İngiltere Merkez Bankası Başkanı Andrew Bailey, Brexit’in ekonomiye ‘ağırlığını koyması’ nedeniyle, hükümete AB ile bağları güçlendirme çağrısında bulundu.
“Birleşik Krallık, Avrupa Birliği ile daha yakın bir ticaret ilişkisi kurmalıdır” diyen İngiltere Merkez Bankası Başkanı Andrew Bailey, Brexit’in kıtaya yapılan mal ihracatını olumsuz etkilediği konusunda uyardı.
Andrew Bailey, Londra’nın önde gelen isimlerine yaptığı konuşmada, Banka’nın Brexit konusunda bir “pozisyon” almanın görevleri olmadığını ancak sonuçları belirtmekle yükümlü olduğunu ifade etti.
The Times’ın haberine göre Başkanın, Avrupa Birliği’nden ayrılma oylamasıyla ilgili önceki kamu açıklamalarından çok daha ileri giden yorumlarının, yeni hükümetin daha yakın bir ticaret ilişkisi müzakere etme konusunu önceliklendirmesi nedeniyle, Downing Street tarafından olumlu karşılanması bekleniyor. Özellikle, Sir Keir Starmer mevcut post-Brexit ticaret anlaşmasının gözden geçirilmesini, Manş Denizi’ni geçiş yapan ürünler üzerindeki kontrollerin azaltılmasını ve Birleşik Krallık profesyonel niteliklerinin AB’de tanınmasını sağlamak istiyor.
“BEN DOĞRUDAN BİR POZİSYON ALMIYORUM”
Bailey, AB ile değişen ilişkinin ekonomiye “baskı yaptığını” belirtti. “Bir kamu görevlisi olarak, Brexit hakkında doğrudan bir pozisyon almıyorum. Ancak sonuçları belirtmek zorundayım. Ticaret üzerindeki etki, görünüşe göre mallarda hizmetlerden daha fazla… Ve bu, ilişkileri yeniden inşa etme fırsatlarına karşı dikkatli olmamız ve Britanya halkının kararını saygıyla karşılamamız gerektiğini vurguluyor.”
Bailey, Birleşik Krallık’ın aynı zamanda “küresel ekonominin daha geniş parçalanmasının” esintileriyle de karşılaştığını kaydetti.; bu yorum, Donald Trump’ın, ABD başkanlık seçimindeki zaferi bağlamında değerlendiriliyor.
Trump, Birleşik Krallık da dahil olmak üzere ithalat ülkelerine %20’ye, Çin’e ise %60’a kadar tarifeler getireceğini bildirdi. Bazı ekonomistler, bunun küresel bir ticaret savaşını tetikleyebileceğinden endişe ediyor.

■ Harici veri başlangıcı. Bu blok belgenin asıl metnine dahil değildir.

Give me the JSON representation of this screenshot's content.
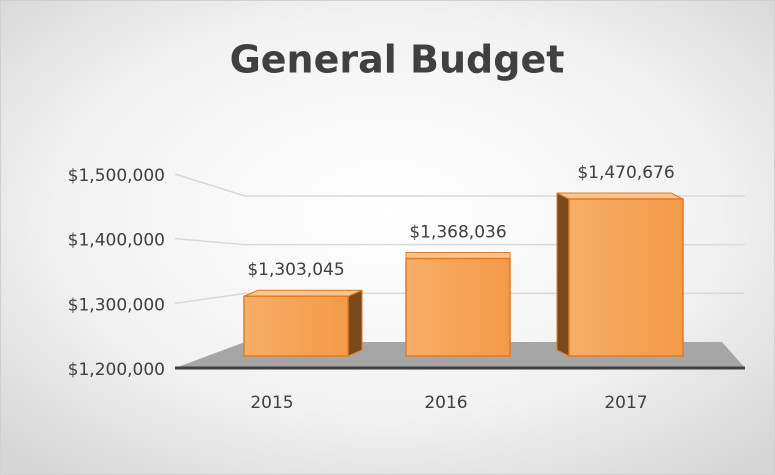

İşçi Partisi’nin, Trump’ın zaferine yanıt olarak, dijital hizmetler ve teknoloji gibi ortak çıkar alanlarına odaklanan sınırlı bir ticaret anlaşması güvence altına almak için çaba harcaması bekleniyor. Bakanlar, tarım ve sağlık gibi alanlarda Birleşik Krallık ile ABD arasındaki farklılıklar nedeniyle tam kapsamlı bir ticaret anlaşmasının mümkün olmadığını düşünüyor.